A sunset rule could start at 75 percent, decrease to 50 percent over time, decrease to 25 percent and then finally drop to 0. The originating partner could receive credit for a limited time (e.g. three, five or seven years, etc.).
Approach #2: Require active participation to receive credit
Unwarranted origination credits typically don’t serve the clients. Clients are often neglected, in some capacity, by attorneys who will/won’t receive credit for their work. Active participation helps to mitigate these concerns.
Here’s how.
The partner or associate should be required to maintain contact with the client or the attorney handling the work. They should work with all parties involved to bolster the client/attorney/firm relationship.
- Bring new clients in, then refer them to the best-qualified attorney or department for handling
- Remain involved, verifying that high-quality work is produced in a timely and efficient manner
- Maintain persona and/or professional contact with the client, helping to develop new business opportunities
- Ensure that reporting is done timely and within the appropriate schedule/guidelines previously set
- Shepherd a client’s matter through the firm to ensure work is done to standard
- Oversee timekeeping, billing and collection of fees and costs
If this seems like common sense, it’s not.
It seems obvious when it’s pointed out, but it’s not so obvious that it’s inherently intuitive.
Approach #3: Use matter proliferation credits
Incentivize partners.
Give your partners a strong and compelling reason to “proliferate” or grow new business on behalf of the firm.
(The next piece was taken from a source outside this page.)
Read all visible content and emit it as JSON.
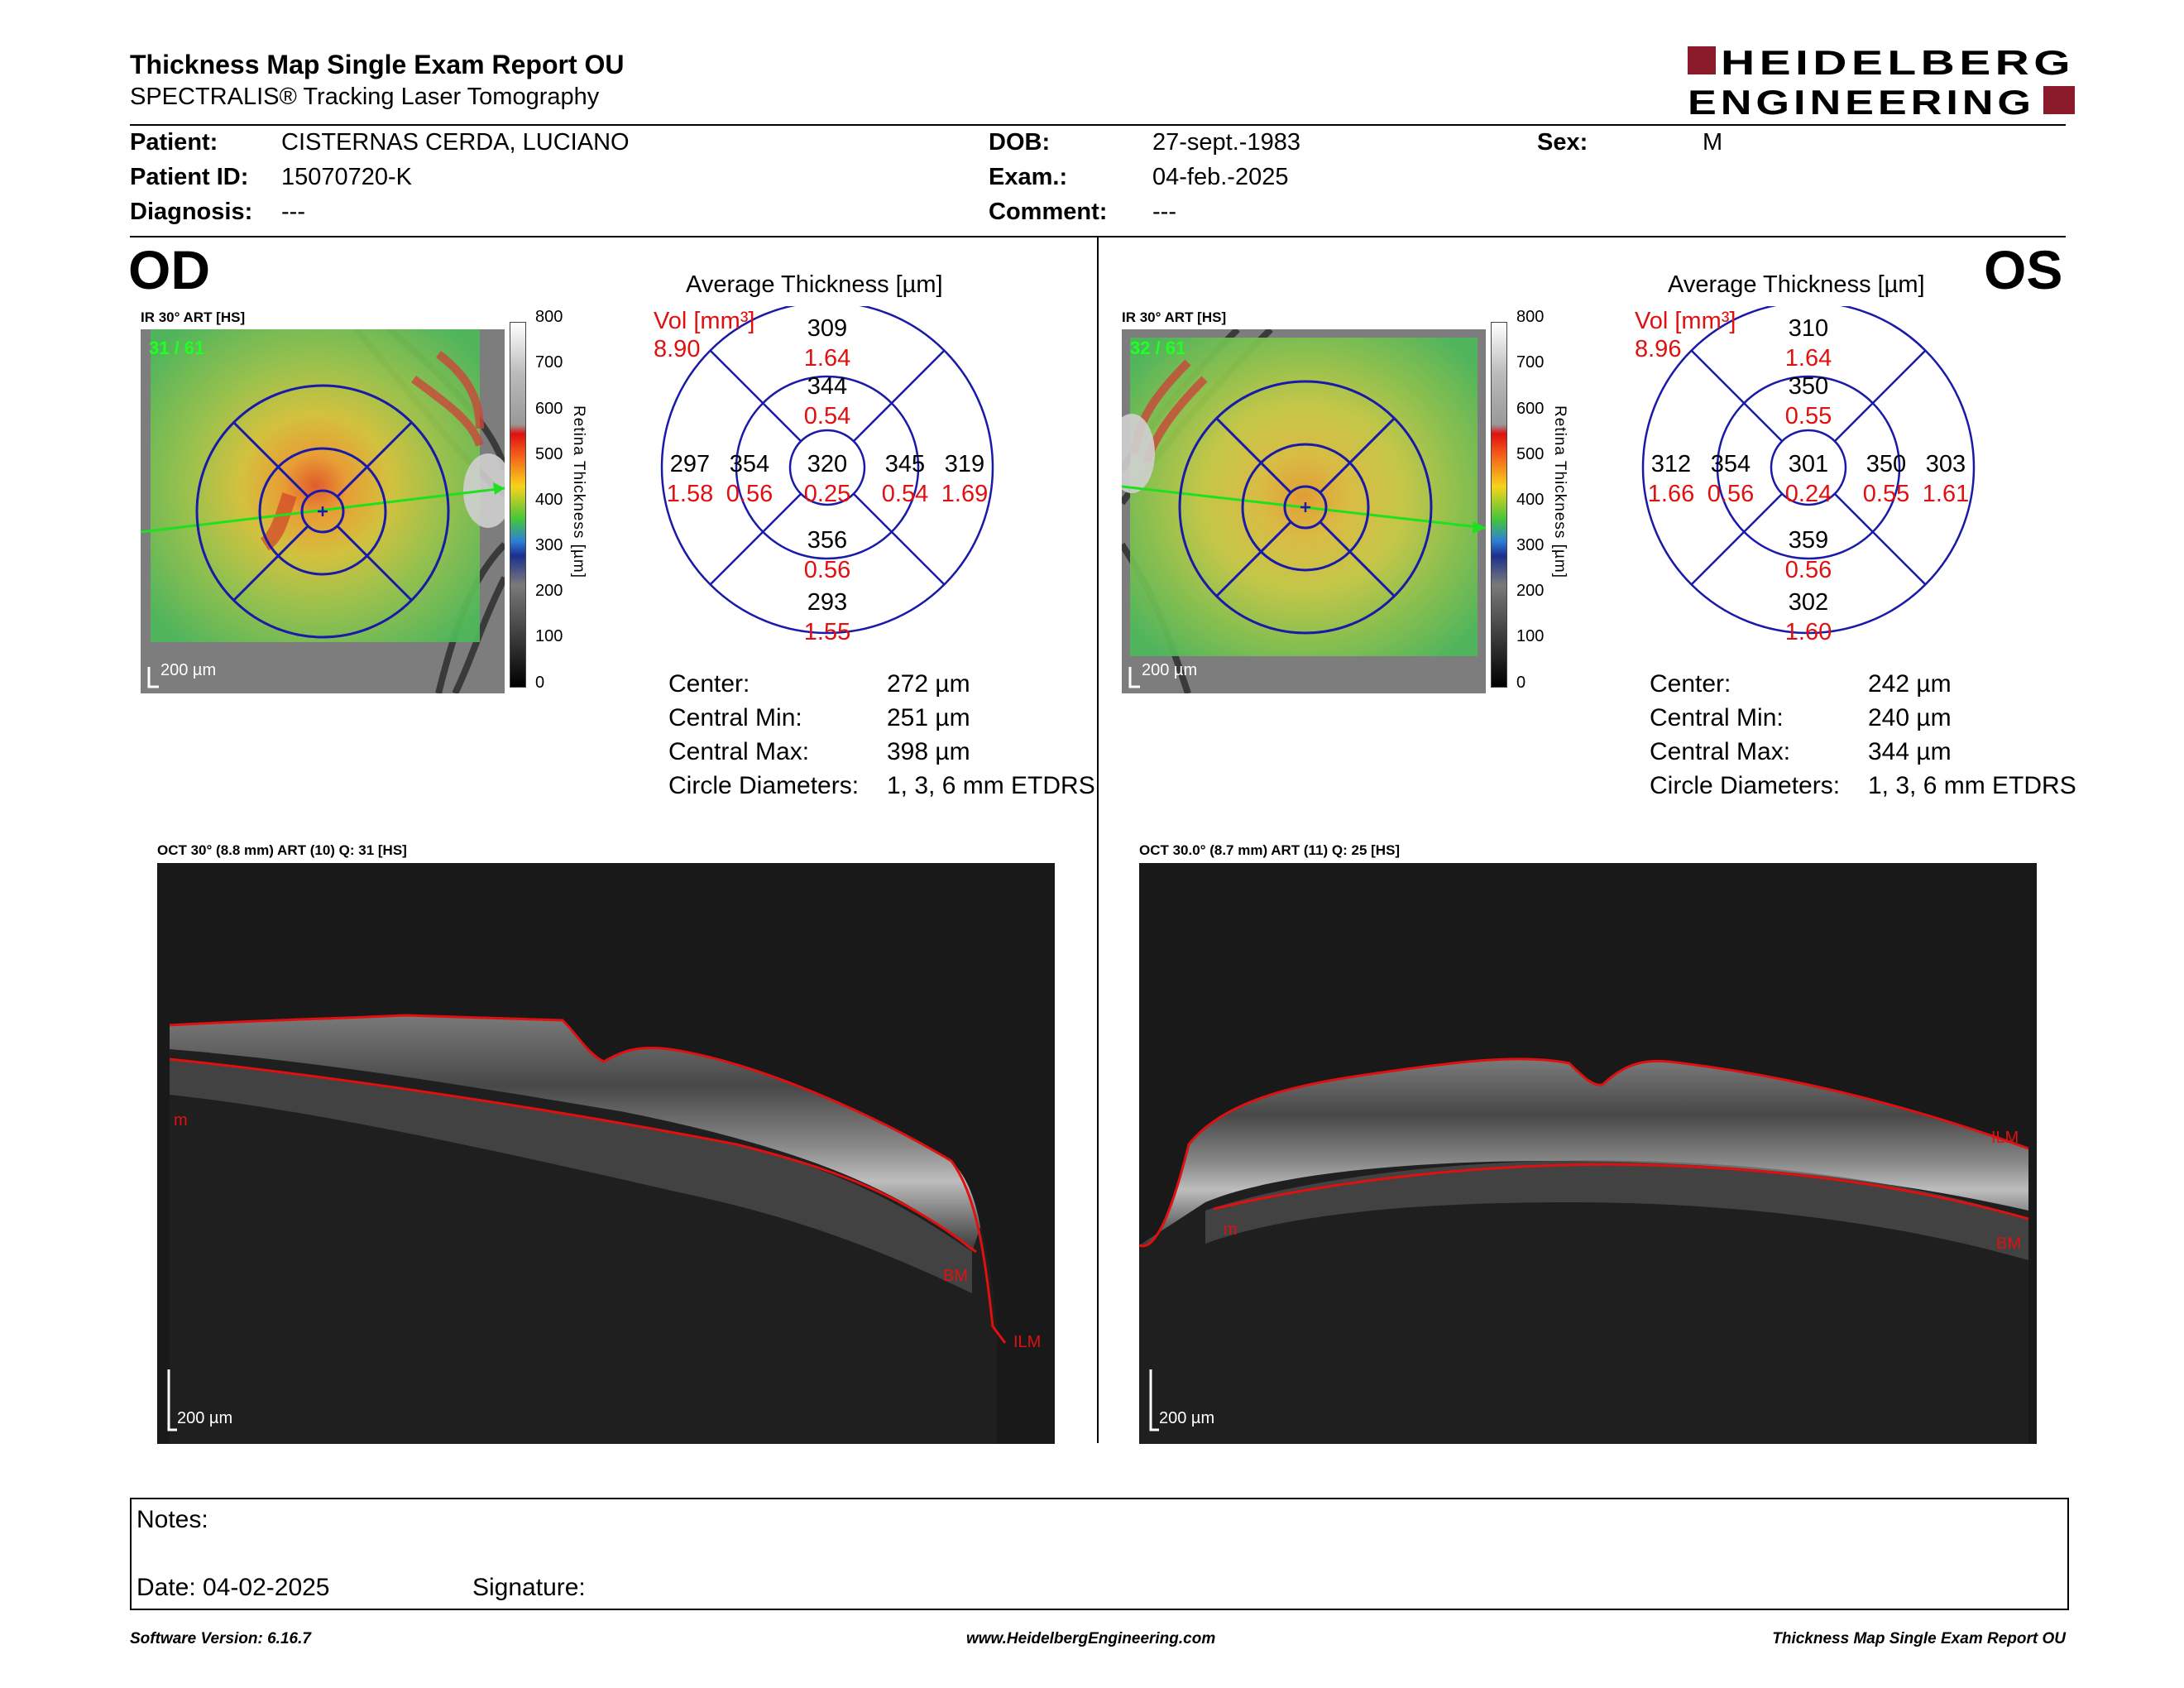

If partner B or associate B proliferates new business from an existing client originated by partner A they should receive a matter proliferation credit to incentivize them further.
What about client hoarding?
Won’t partner A hoard existing clients to avoid sharing their origination credit?
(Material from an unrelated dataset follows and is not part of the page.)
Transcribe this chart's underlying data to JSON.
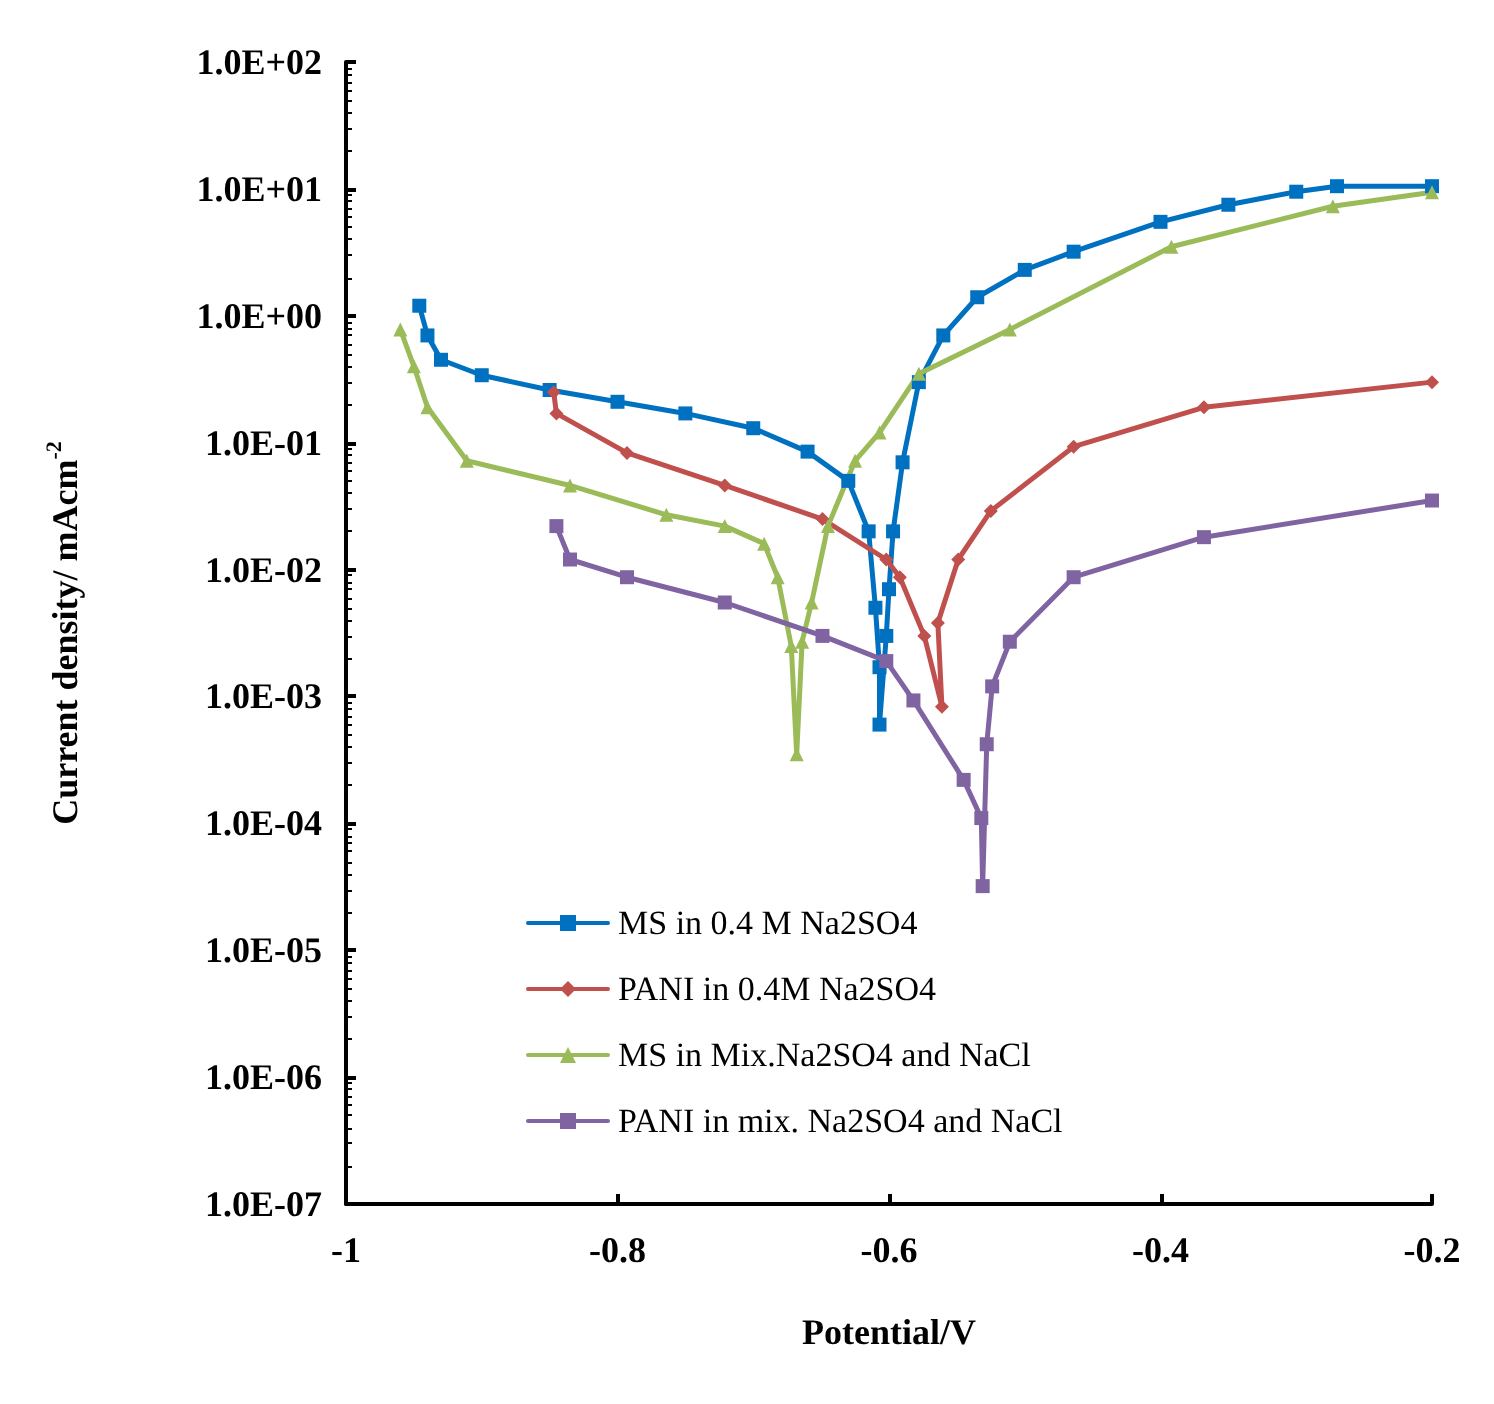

Yes, if the credit is shared.
You can incentivize both partners/associates if the matter proliferation credits are separate from origination credits. This provides both attorneys with the opportunities they need to provide significant value to the client, strengthening the client/firm relationship further.
This is also ideal because it keeps clients loyal to the firm. Clients who work with multiple partners are far less likely to leave the firm if a partner decides to leave.
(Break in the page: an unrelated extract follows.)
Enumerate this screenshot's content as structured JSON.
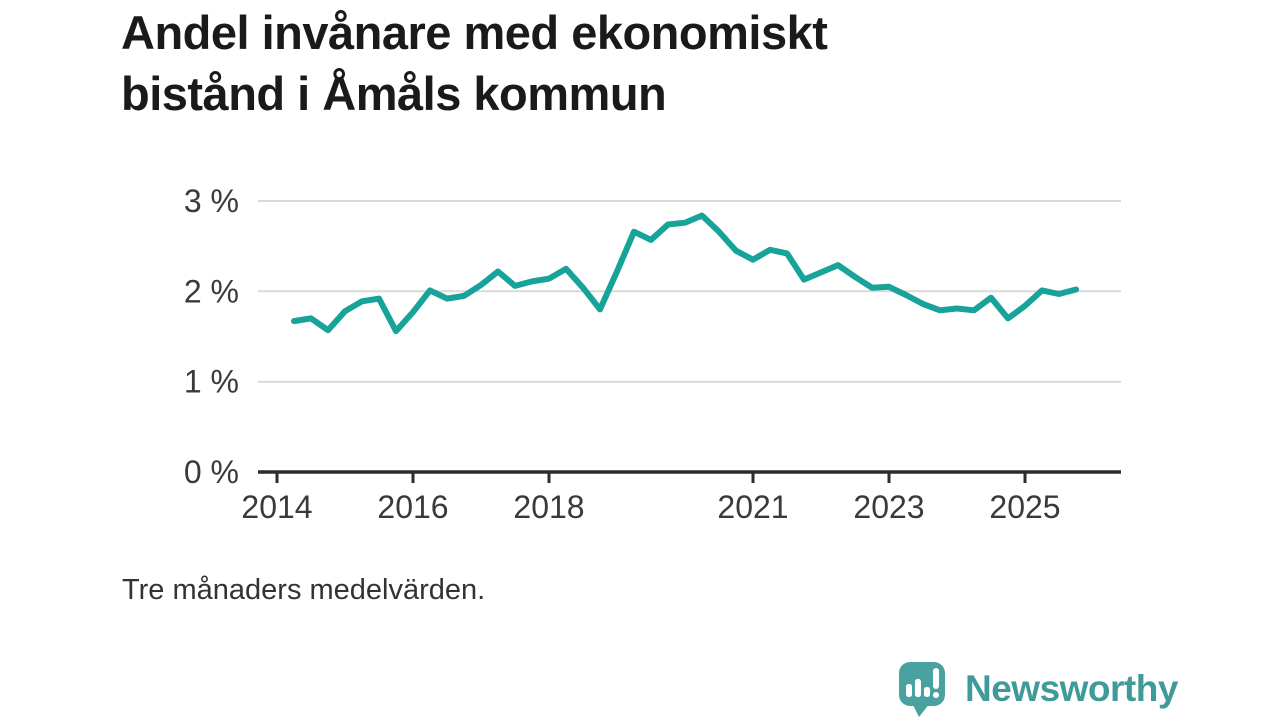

Approach #4: Use decision by committee to resolve disputes
Origination can be messy.
The circumstances of a particular situation can be complex and difficult. It’s prudent to establish a (separate) governing body that will provide the firm with direction.
This could be:
- The managing partner
- A management committee
- A specialized compensation committee
- An executive committee
The point here is this.
You need a separate governing body that is disconnected from those disputing credits. You need an objective third party that follows an objective rule set that is written down and clearly established.
This eliminates bias.
But it also gives the firm the tools it needs to resolve any potential disputes that occur as a result of gaps or blind spots in your policies (this is inevitable).
Don’t leave this to other partners.
Take care of your firm’s employees as this is one of the most important employee retention tools your firm has at its disposal.
Your employees want to grow your firm
If you let them, your employees will send you an avalanche of fresh leads, new clients and more revenue. They’re eager and willing to send you more business than you can handle.
They’re willing and able to do this and more for you.
But, they’re looking for fairness. It’s the one condition they’d like you to meet in this regard. Be reasonable, be fair or be gone.
Your employees are your greatest allies.
They’ll do their very best to give you the results you need, just be sure to them credit where credit is due.